Здесь какое-то недоразумение, – qui pro quo ("одно вместо другого"). Я и завел разговор на эту тему только потому, что чувствую подобные симптомы в нашей художественной ситуации. Вернее, говорить о симптомах можно только в отношении литературы, потому что, например, русское изобразительное искусство, на мой взгляд, только начинает приходить в себя после шока конца восьмидесятых годов (прошлого века), который специалисты так аккуратно называют "вхождением в мировой контекст". Наверное, такой процесс закономерен, но до сих пор тревожит память о том, как это происходило. О провале российского художественного рынка писали много и квалифицированно, добавить нечего, а повторяться не стоит. Хуже освещена другая проблема, на мой взгляд (вкус) более горькая. Я говорю о подмене художественной работы культурной агрессией, о завоевании публики и потере зрителя. О внедрении социальных инстинктов – в первую очередь инстинктов обладания и власти – в область художественного.

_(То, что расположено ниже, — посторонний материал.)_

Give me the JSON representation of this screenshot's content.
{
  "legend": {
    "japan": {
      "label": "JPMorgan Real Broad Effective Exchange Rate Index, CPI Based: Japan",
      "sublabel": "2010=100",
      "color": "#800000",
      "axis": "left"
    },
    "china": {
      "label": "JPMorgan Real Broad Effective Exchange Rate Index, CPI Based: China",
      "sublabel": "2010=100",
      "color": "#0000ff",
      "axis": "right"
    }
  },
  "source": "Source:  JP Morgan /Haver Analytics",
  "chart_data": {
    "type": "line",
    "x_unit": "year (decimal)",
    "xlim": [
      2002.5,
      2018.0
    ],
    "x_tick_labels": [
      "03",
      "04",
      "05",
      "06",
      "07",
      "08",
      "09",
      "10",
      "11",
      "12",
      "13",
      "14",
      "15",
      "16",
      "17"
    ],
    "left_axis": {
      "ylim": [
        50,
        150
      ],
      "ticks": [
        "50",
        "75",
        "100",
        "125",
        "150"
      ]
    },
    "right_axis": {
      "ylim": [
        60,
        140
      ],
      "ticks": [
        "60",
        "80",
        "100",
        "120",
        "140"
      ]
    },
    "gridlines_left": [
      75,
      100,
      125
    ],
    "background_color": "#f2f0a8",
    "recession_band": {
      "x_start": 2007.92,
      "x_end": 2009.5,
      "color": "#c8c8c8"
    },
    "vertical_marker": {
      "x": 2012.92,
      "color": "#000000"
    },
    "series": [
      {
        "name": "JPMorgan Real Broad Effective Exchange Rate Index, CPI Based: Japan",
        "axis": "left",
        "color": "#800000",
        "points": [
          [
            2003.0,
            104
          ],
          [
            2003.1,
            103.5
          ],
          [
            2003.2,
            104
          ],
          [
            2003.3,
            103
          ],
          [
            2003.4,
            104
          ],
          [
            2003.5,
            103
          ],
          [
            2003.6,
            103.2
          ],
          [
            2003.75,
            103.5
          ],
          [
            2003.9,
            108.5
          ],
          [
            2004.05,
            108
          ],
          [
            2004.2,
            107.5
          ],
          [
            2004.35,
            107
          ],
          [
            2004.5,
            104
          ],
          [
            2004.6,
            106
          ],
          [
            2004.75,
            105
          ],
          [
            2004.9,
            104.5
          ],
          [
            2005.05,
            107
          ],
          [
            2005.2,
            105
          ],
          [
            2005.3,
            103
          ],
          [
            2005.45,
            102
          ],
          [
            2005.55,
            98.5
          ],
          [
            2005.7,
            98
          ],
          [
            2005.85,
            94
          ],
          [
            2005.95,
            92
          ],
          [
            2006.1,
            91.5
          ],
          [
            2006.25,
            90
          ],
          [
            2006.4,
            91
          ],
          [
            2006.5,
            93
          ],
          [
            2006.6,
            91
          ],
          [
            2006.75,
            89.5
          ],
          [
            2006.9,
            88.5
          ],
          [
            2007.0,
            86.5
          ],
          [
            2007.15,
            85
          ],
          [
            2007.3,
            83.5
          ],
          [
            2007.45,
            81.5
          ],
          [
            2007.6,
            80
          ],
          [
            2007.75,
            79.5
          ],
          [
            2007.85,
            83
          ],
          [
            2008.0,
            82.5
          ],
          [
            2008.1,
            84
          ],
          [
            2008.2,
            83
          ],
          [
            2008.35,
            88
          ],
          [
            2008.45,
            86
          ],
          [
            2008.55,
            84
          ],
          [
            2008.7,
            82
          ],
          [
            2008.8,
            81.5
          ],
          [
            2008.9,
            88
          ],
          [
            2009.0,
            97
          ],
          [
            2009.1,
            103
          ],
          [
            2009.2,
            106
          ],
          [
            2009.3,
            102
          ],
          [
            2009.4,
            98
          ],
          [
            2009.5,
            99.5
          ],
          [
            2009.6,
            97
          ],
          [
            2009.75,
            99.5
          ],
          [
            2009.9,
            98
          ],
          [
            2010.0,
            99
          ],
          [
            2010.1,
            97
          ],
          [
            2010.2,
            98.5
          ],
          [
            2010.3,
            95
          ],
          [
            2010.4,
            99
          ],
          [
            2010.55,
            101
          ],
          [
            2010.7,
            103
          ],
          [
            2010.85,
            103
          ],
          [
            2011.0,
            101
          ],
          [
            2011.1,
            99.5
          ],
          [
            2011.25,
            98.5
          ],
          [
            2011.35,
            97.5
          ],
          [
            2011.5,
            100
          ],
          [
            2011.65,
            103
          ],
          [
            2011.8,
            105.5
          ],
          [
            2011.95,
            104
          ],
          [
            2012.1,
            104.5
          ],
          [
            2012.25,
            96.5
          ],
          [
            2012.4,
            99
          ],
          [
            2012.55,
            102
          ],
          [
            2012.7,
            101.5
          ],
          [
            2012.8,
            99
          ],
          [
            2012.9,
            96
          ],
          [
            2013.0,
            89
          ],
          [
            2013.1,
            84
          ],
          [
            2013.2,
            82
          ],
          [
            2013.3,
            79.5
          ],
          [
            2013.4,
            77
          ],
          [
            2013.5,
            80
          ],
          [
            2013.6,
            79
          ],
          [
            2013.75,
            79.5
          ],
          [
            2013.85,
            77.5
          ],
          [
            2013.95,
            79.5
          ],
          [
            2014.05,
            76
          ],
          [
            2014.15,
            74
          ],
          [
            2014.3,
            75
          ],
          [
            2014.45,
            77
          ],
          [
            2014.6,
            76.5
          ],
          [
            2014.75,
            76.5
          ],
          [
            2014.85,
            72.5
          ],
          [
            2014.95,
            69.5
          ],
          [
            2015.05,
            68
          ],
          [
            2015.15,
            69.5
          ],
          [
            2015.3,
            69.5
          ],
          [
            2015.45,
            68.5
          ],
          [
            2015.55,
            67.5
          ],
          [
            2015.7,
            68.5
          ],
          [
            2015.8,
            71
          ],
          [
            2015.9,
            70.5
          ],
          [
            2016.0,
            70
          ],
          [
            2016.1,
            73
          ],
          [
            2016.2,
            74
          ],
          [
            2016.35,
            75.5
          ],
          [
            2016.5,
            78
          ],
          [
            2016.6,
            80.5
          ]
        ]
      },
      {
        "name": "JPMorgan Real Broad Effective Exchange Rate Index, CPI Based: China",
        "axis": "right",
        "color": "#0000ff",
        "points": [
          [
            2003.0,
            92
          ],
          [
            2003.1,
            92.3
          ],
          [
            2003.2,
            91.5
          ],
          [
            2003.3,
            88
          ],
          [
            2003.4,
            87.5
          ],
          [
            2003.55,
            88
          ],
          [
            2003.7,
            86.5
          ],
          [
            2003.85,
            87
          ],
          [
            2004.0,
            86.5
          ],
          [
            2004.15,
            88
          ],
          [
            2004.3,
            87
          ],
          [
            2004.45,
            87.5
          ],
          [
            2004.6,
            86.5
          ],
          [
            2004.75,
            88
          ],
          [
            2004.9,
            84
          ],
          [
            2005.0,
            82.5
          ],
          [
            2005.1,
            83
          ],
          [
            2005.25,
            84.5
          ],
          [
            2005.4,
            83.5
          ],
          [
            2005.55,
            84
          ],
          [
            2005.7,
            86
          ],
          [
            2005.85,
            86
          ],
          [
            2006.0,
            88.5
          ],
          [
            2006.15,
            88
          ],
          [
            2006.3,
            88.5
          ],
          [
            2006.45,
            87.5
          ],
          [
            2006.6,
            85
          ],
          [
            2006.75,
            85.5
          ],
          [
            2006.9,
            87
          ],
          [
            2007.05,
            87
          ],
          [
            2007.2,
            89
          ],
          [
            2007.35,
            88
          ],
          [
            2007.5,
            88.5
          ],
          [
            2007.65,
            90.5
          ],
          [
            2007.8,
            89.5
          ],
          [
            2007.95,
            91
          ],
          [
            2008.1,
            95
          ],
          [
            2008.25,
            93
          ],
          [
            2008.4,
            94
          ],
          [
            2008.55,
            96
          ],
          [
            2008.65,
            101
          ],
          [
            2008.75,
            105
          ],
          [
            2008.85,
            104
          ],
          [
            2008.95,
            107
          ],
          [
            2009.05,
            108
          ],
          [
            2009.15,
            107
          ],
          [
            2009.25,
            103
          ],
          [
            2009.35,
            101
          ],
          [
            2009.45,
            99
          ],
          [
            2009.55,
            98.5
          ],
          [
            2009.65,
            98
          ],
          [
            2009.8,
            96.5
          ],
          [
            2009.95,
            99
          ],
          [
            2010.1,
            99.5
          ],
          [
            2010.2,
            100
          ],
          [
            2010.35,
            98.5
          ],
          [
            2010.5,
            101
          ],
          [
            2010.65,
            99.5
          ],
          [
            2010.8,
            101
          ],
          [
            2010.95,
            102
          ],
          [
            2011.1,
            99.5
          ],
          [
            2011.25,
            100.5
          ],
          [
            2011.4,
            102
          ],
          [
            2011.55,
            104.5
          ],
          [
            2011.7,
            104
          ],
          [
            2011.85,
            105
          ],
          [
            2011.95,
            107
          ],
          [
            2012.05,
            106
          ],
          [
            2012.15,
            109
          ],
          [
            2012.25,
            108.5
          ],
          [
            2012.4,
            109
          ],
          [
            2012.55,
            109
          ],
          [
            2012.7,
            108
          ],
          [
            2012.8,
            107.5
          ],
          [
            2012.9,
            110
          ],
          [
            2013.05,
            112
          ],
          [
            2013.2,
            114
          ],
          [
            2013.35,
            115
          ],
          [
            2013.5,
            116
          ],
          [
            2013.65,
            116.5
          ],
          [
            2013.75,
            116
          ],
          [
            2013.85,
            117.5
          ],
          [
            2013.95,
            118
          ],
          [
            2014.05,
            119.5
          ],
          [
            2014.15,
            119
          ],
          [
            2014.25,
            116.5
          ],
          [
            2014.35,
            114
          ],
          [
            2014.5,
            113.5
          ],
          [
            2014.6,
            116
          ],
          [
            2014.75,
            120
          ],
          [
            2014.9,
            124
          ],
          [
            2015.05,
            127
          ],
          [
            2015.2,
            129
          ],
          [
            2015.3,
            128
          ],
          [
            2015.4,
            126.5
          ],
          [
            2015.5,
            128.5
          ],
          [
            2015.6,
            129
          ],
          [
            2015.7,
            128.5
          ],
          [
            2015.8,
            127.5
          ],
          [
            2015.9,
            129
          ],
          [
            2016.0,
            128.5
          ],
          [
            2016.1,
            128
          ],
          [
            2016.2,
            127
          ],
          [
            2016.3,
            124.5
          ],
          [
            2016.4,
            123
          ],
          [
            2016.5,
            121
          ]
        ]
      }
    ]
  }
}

Изобразительное искусство сразу и надолго потеряло лицо: стало объектом экспертной оценки, которому подыскивается предположительный аналог в каталоге мировой художественной практики. Искусство как будто переехало на чужую территорию, где собственный опыт кажется (часто и оказывается) недействительным. Очутившись там в одночасье, без знания языка и обычаев, художники делегировали задачу размышления о своем искусстве (поиска его места) специалистам, переводчикам-кураторам, а те оказались в большинстве так себе толмачами: не без самозванства, не без шарлатанства.

Нам легче: специалисты с настоящими амбициями в нашу область пока не заходят. В конце восьмидесятых был один специалист, М. Эпштейн, но скоро потерял к поэзии всякий интерес. (Немудрено. Я помню, как при первых же звуках стиховой декламации его глаза затягивались полупрозрачной пленочкой, и человек откровенно засыпал, не закрывая глаз.) Но и внутри цеха найдутся люди, готовые взять на себя такие обязанности. "Вне официального признания нет, не существует критериев качества. И добиться успеха можно, только если ты играешь в общие игры". Это я цитирую поэта и литературного критика (мне, кстати, вполне симпатичного), – просто первое, что попалось под руку, таких утверждений можно набрать горы, с них начинается едва ли не каждая вторая "обобщающая" статья о любом виде искусства. Говорится это отчетливым, чуть горьковатым тоном человека, уже свободного от былых иллюзий. Но по существу очень напоминает первые впечатления эмигранта о новой стране проживания, когда жизненный стандарт понимается и принимается как безусловность, от которой никуда не деться. На самом деле тысячи, а может, миллионы живут совершенно иначе и по ходу дела меняют правила, создают будущее. Но понятная робость новичка мешает ему выйти за границы среднего класса мышления, и сегодняшний день он принимает за день всегдашний, день вечный. Собственно, за то самое "будущее".